With these two footholds, I have found my groove, and it turned out the ability to explore and to be creative had in fact never left. It just needed to be revived.
What is particularly exciting, of course, is the tools that we have today, so that I can learn so much faster. In my youth, I did everything by hand. We have more breadth of information, and that is extremely valuable, making the endless universe of baseball somehow even more endless. But if I could choose between our old amount of information and no Stathead, and our new detail of information that has reached its apotheosis as Statcast or just Stathead, I’d choose having Stathead.
I’m biased, of course, but I do think the framework of Psychology is the best for baseball research. It seems to me that the number of analysts in baseball with an economics background outnumber those with a Psychology background a thousand times, but I think the economics approach is not ideally suited to baseball research, and doesn’t tackle the problems head on as well. As someone trained in Psychology, I feel like I progress from the general to the specific back to the general better than economists.

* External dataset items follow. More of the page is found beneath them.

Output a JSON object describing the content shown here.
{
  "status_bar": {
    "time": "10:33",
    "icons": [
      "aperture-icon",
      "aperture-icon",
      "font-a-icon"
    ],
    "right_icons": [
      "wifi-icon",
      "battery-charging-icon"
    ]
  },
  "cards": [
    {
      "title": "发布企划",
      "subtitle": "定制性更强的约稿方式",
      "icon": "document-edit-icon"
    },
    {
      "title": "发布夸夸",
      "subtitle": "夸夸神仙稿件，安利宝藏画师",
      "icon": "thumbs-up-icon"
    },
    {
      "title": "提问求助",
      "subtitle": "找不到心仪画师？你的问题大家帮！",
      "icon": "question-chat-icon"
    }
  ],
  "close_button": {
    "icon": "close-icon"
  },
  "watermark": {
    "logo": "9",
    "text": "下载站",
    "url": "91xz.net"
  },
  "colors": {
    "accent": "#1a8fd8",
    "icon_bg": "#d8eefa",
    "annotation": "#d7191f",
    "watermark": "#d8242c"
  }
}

Psychologists optimize the scientific method in the non-physical sciences. Have the requisite doggedness.
If nothing else, my different perspective should be interesting. I admit the discrepancy is frustrating for me, however, because although I’m largely talking about the same things the economically oriented are, my vocabulary is different, so it’s harder for me to get in on the conversation. But I am looking for the best method for the best answers, not to sound like everyone else.
I also only give very occasional attention to research done on FanGraphs, Baseball Prospectus, etc. I should probably keep up with the work of these analysts a lot more. A few of them are really smart, and almost all have a laudable love of research.

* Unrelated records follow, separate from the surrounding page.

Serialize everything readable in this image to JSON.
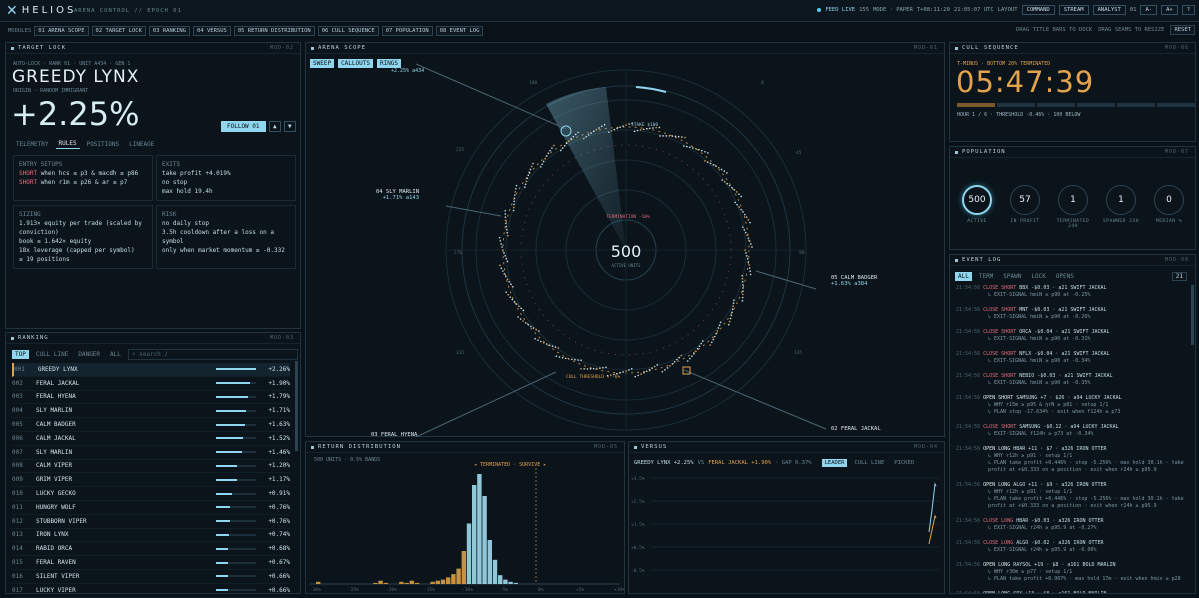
{
  "brand": {
    "name": "HELIOS",
    "subtitle": "ARENA CONTROL // EPOCH 01"
  },
  "status": {
    "feed": "FEED LIVE",
    "count": "155",
    "mode": "MODE · PAPER",
    "t": "T+08:11:20",
    "clock": "21:05:07 UTC",
    "layout": "LAYOUT",
    "buttons": [
      "COMMAND",
      "STREAM",
      "ANALYST"
    ],
    "zoom": "01",
    "zoom_btns": [
      "A-",
      "A+",
      "?"
    ]
  },
  "modules": {
    "label": "MODULES",
    "items": [
      "01 ARENA SCOPE",
      "02 TARGET LOCK",
      "03 RANKING",
      "04 VERSUS",
      "05 RETURN DISTRIBUTION",
      "06 CULL SEQUENCE",
      "07 POPULATION",
      "08 EVENT LOG"
    ],
    "hint1": "DRAG TITLE BARS TO DOCK",
    "hint2": "DRAG SEAMS TO RESIZE",
    "reset": "RESET"
  },
  "target": {
    "title": "TARGET LOCK",
    "mod": "MOD-02",
    "meta": "AUTO-LOCK · RANK 01 · UNIT A434 · GEN 1",
    "name": "GREEDY LYNX",
    "origin": "ORIGIN · RANDOM IMMIGRANT",
    "ret": "+2.25%",
    "follow": "FOLLOW 01",
    "tabs": [
      "TELEMETRY",
      "RULES",
      "POSITIONS",
      "LINEAGE"
    ],
    "entry_h": "ENTRY SETUPS",
    "entry": [
      [
        "SHORT",
        "when hcs ≤ p3 & macdh ≥ p86"
      ],
      [
        "SHORT",
        "when r1m ≤ p26 & ar ≤ p7"
      ]
    ],
    "exits_h": "EXITS",
    "exits": [
      "take profit +4.019%",
      "no stop",
      "max hold 19.4h"
    ],
    "sizing_h": "SIZING",
    "sizing": [
      "1.913× equity per trade (scaled by",
      "conviction)",
      "book ≤ 1.642× equity",
      "18x leverage (capped per symbol)",
      "≤ 19 positions"
    ],
    "risk_h": "RISK",
    "risk": [
      "no daily stop",
      "3.5h cooldown after a loss on a symbol",
      "only when market momentum ≥ -0.332"
    ]
  },
  "ranking": {
    "title": "RANKING",
    "mod": "MOD-03",
    "tabs": [
      "TOP",
      "CULL LINE",
      "DANGER",
      "ALL"
    ],
    "search": "⌕ search  /",
    "rows": [
      [
        "001",
        "GREEDY LYNX",
        "+2.26%",
        1
      ],
      [
        "002",
        "FERAL JACKAL",
        "+1.90%",
        0.84
      ],
      [
        "003",
        "FERAL HYENA",
        "+1.79%",
        0.79
      ],
      [
        "004",
        "SLY MARLIN",
        "+1.71%",
        0.76
      ],
      [
        "005",
        "CALM BADGER",
        "+1.63%",
        0.72
      ],
      [
        "006",
        "CALM JACKAL",
        "+1.52%",
        0.67
      ],
      [
        "007",
        "SLY MARLIN",
        "+1.46%",
        0.65
      ],
      [
        "008",
        "CALM VIPER",
        "+1.20%",
        0.53
      ],
      [
        "009",
        "GRIM VIPER",
        "+1.17%",
        0.52
      ],
      [
        "010",
        "LUCKY GECKO",
        "+0.91%",
        0.4
      ],
      [
        "011",
        "HUNGRY WOLF",
        "+0.76%",
        0.34
      ],
      [
        "012",
        "STUBBORN VIPER",
        "+0.76%",
        0.34
      ],
      [
        "013",
        "IRON LYNX",
        "+0.74%",
        0.33
      ],
      [
        "014",
        "RABID ORCA",
        "+0.68%",
        0.3
      ],
      [
        "015",
        "FERAL RAVEN",
        "+0.67%",
        0.3
      ],
      [
        "016",
        "SILENT VIPER",
        "+0.66%",
        0.29
      ],
      [
        "017",
        "LUCKY VIPER",
        "+0.66%",
        0.29
      ]
    ]
  },
  "scope": {
    "title": "ARENA SCOPE",
    "mod": "MOD-01",
    "btns": [
      "SWEEP",
      "CALLOUTS",
      "RINGS"
    ],
    "center": "500",
    "center_sub": "ACTIVE UNITS",
    "termination": "TERMINATION -10%",
    "stake": "STAKE $100",
    "cull": "CULL THRESHOLD ≈ -6%",
    "callouts": [
      {
        "n": "04 SLY MARLIN",
        "v": "+1.71%  a143"
      },
      {
        "n": "05 CALM BADGER",
        "v": "+1.63%  a384"
      },
      {
        "n": "02 FERAL JACKAL",
        "v": "+1.90%  a6"
      },
      {
        "n": "03 FERAL HYENA",
        "v": ""
      },
      {
        "n": "",
        "v": "+2.25%  a434"
      }
    ],
    "ticks": [
      "180",
      "225",
      "270",
      "315",
      "0",
      "45",
      "90",
      "135"
    ]
  },
  "dist": {
    "title": "RETURN DISTRIBUTION",
    "mod": "MOD-05",
    "meta": "500 UNITS · 0.5% BANDS",
    "label": "◂ TERMINATED · SURVIVE ▸",
    "xticks": [
      "-30%",
      "-25%",
      "-20%",
      "-15%",
      "-10%",
      "-5%",
      "0%",
      "+5%",
      "+10%"
    ]
  },
  "versus": {
    "title": "VERSUS",
    "mod": "MOD-04",
    "a": "GREEDY LYNX +2.25%",
    "vs": "VS",
    "b": "FERAL JACKAL +1.90%",
    "gap": "· GAP 0.37%",
    "tabs": [
      "LEADER",
      "CULL LINE",
      "PICKED"
    ],
    "yticks": [
      "+3.5%",
      "+2.5%",
      "+1.5%",
      "+0.5%",
      "-0.5%",
      "-1.5%"
    ]
  },
  "cull": {
    "title": "CULL SEQUENCE",
    "mod": "MOD-06",
    "meta": "T-MINUS · BOTTOM 20% TERMINATED",
    "time": "05:47:39",
    "hour": "HOUR 1 / 6  ·  THRESHOLD -0.46%  ·  100 BELOW"
  },
  "pop": {
    "title": "POPULATION",
    "mod": "MOD-07",
    "items": [
      [
        "500",
        "ACTIVE"
      ],
      [
        "57",
        "IN PROFIT"
      ],
      [
        "1",
        "TERMINATED 24H"
      ],
      [
        "1",
        "SPAWNED 24H"
      ],
      [
        "0",
        "MEDIAN %"
      ]
    ]
  },
  "log": {
    "title": "EVENT LOG",
    "mod": "MOD-08",
    "tabs": [
      "ALL",
      "TERM",
      "SPAWN",
      "LOCK",
      "OPENS"
    ],
    "count": "21",
    "events": [
      {
        "ts": "21:54:56",
        "a": "CLOSE SHORT",
        "s": "BBX -$0.03 · a21 SWIFT JACKAL",
        "l": [
          "↳ EXIT-SIGNAL hmiN ≥ p90 at -0.25%"
        ]
      },
      {
        "ts": "21:54:56",
        "a": "CLOSE SHORT",
        "s": "MNT -$0.03 · a21 SWIFT JACKAL",
        "l": [
          "↳ EXIT-SIGNAL hmiN ≥ p90 at -0.26%"
        ]
      },
      {
        "ts": "21:54:56",
        "a": "CLOSE SHORT",
        "s": "ORCA -$0.04 · a21 SWIFT JACKAL",
        "l": [
          "↳ EXIT-SIGNAL hmiN ≥ p90 at -0.31%"
        ]
      },
      {
        "ts": "21:54:56",
        "a": "CLOSE SHORT",
        "s": "NFLX -$0.04 · a21 SWIFT JACKAL",
        "l": [
          "↳ EXIT-SIGNAL hmiN ≥ p90 at -0.34%"
        ]
      },
      {
        "ts": "21:54:56",
        "a": "CLOSE SHORT",
        "s": "NEBIO -$0.03 · a21 SWIFT JACKAL",
        "l": [
          "↳ EXIT-SIGNAL hmiN ≥ p90 at -0.35%"
        ]
      },
      {
        "ts": "21:54:56",
        "a": "OPEN SHORT",
        "s": "SAMSUNG +7 · $26 · a94 LUCKY JACKAL",
        "l": [
          "↳ WHY r15m ≥ p95 & ηrN ≥ p81 · setup 1/1",
          "↳ PLAN stop -17.634% · exit when f124h ≥ p73"
        ]
      },
      {
        "ts": "21:54:56",
        "a": "CLOSE SHORT",
        "s": "SAMSUNG -$0.12 · a94 LUCKY JACKAL",
        "l": [
          "↳ EXIT-SIGNAL f124h ≥ p73 at -0.34%"
        ]
      },
      {
        "ts": "21:54:56",
        "a": "OPEN LONG",
        "s": "HBAR +11 · $7 · a326 IRON OTTER",
        "l": [
          "↳ WHY r12h ≥ p91 · setup 1/1",
          "↳ PLAN take profit +0.446% · stop -5.256% · max hold 30.1h · take",
          "profit at +$0.333 on a position · exit when r24h ≥ p95.9"
        ]
      },
      {
        "ts": "21:54:56",
        "a": "OPEN LONG",
        "s": "ALGO +11 · $9 · a326 IRON OTTER",
        "l": [
          "↳ WHY r12h ≥ p91 · setup 1/1",
          "↳ PLAN take profit +0.446% · stop -5.256% · max hold 30.1h · take",
          "profit at +$0.333 on a position · exit when r24h ≥ p95.9"
        ]
      },
      {
        "ts": "21:54:56",
        "a": "CLOSE LONG",
        "s": "HBAR -$0.03 · a326 IRON OTTER",
        "l": [
          "↳ EXIT-SIGNAL r24h ≥ p95.9 at -0.27%"
        ]
      },
      {
        "ts": "21:54:56",
        "a": "CLOSE LONG",
        "s": "ALGO -$0.02 · a326 IRON OTTER",
        "l": [
          "↳ EXIT-SIGNAL r24h ≥ p95.9 at -0.06%"
        ]
      },
      {
        "ts": "21:54:56",
        "a": "OPEN LONG",
        "s": "RAYSOL +19 · $8 · a161 BOLD MARLIN",
        "l": [
          "↳ WHY r30m ≥ p77 · setup 1/1",
          "↳ PLAN take profit +0.907% · max hold 17m · exit when hmiv ≥ p28"
        ]
      },
      {
        "ts": "21:54:56",
        "a": "OPEN LONG",
        "s": "SPX +13 · $8 · a161 BOLD MARLIN",
        "l": []
      }
    ]
  }
}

Here, I will own the downside of my childhood imbalance. I am paranoid about remaining original. I certainly accomplish that in my research. I let it go wherever it does. I don’t judge it, and trust to my seriousness and interest in underlying issues to bring it around to meaningful places, even if it’s arcane on the surface.

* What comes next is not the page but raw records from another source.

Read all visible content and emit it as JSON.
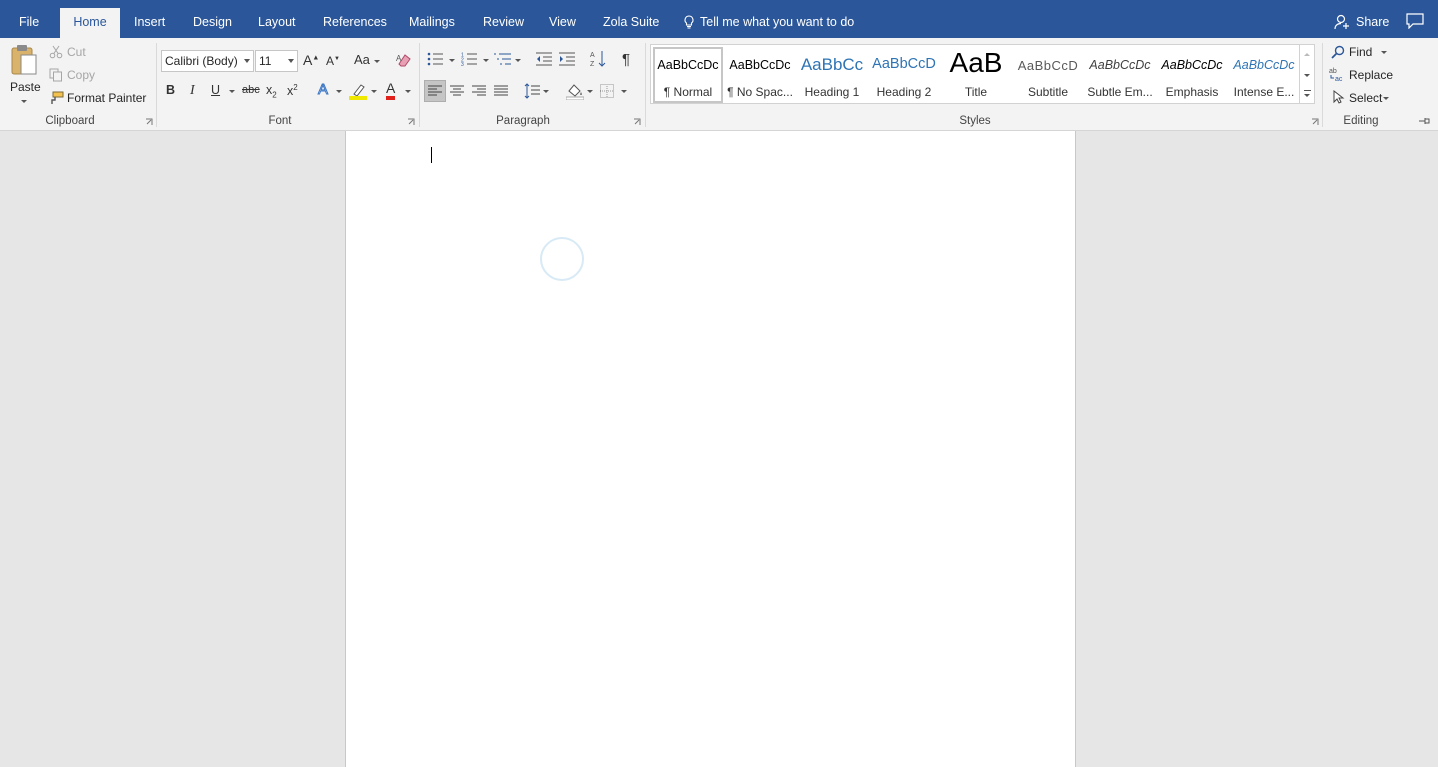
{
  "tabs": [
    {
      "label": "File",
      "active": false
    },
    {
      "label": "Home",
      "active": true
    },
    {
      "label": "Insert",
      "active": false
    },
    {
      "label": "Design",
      "active": false
    },
    {
      "label": "Layout",
      "active": false
    },
    {
      "label": "References",
      "active": false
    },
    {
      "label": "Mailings",
      "active": false
    },
    {
      "label": "Review",
      "active": false
    },
    {
      "label": "View",
      "active": false
    },
    {
      "label": "Zola Suite",
      "active": false
    }
  ],
  "tell_me": "Tell me what you want to do",
  "share": "Share",
  "clipboard": {
    "paste": "Paste",
    "cut": "Cut",
    "copy": "Copy",
    "format_painter": "Format Painter",
    "label": "Clipboard"
  },
  "font": {
    "name": "Calibri (Body)",
    "size": "11",
    "label": "Font",
    "bold": "B",
    "italic": "I",
    "underline": "U",
    "strike": "abc",
    "sub": "x",
    "sub_mark": "2",
    "sup": "x",
    "sup_mark": "2",
    "change_case": "Aa",
    "grow": "A",
    "shrink": "A",
    "effects": "A",
    "color_a": "A"
  },
  "paragraph": {
    "label": "Paragraph",
    "pilcrow": "¶"
  },
  "styles": {
    "label": "Styles",
    "items": [
      {
        "preview": "AaBbCcDc",
        "name": "¶ Normal"
      },
      {
        "preview": "AaBbCcDc",
        "name": "¶ No Spac..."
      },
      {
        "preview": "AaBbCc",
        "name": "Heading 1"
      },
      {
        "preview": "AaBbCcD",
        "name": "Heading 2"
      },
      {
        "preview": "AaB",
        "name": "Title"
      },
      {
        "preview": "AaBbCcD",
        "name": "Subtitle"
      },
      {
        "preview": "AaBbCcDc",
        "name": "Subtle Em..."
      },
      {
        "preview": "AaBbCcDc",
        "name": "Emphasis"
      },
      {
        "preview": "AaBbCcDc",
        "name": "Intense E..."
      }
    ]
  },
  "editing": {
    "find": "Find",
    "replace": "Replace",
    "select": "Select",
    "label": "Editing"
  },
  "colors": {
    "brand": "#2b579a",
    "font_color": "#e0201b",
    "highlight": "#f0e800"
  }
}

You will probably note that when I am curious about someone else’s work or about measures other have created, which inevitably happens, I do do a deep dive and make sure I understand the subject and can use the measure appropriately. There, too, I am paranoid, here about mistaking a mistake, and it happens to be a healthy kind of paranoia.
Luckily, I pick stuff up fast, but I suspect my work would be far better if completely let my guard down and entered into what everyone else was doing (even if I did come out writing like a scout, with personal pronouns forsaken for indefinite ones).
A final thing that I think distinguishes my work. I have listened closely to what my idol, Bill James, says about statistics just being a means to an end, a tool for answering questions, and not intrinsically interesting, I understand the spirit of that. Bill can be interested in whatever he wants, but for me, I am interested in the meaning, in the research questions, but I am also interested in statistics, I have to say. Interested in logic and mathematical nuance, yes, but as applied strictly to baseball, I am also interested in exactly what statistics say, even if we don’t need particular ones to say who is better than whom, or even to augment our information. I am fascinated by the vast record of baseball, and like looking at how it all fits together. There is a great deal of material here, I think. This is pure intrinsic knowledge, but knowledge is beautiful, no matter the kind.
There ends my Jerry Maguire-like missive. Not sure how long it came out. Didn’t stay up all night doing it. It’s only 5:00 pm, but it’s a lot of writing for 105 minutes. Stuff I had to say, though, and that thereby suddenly isn’t embarrassing.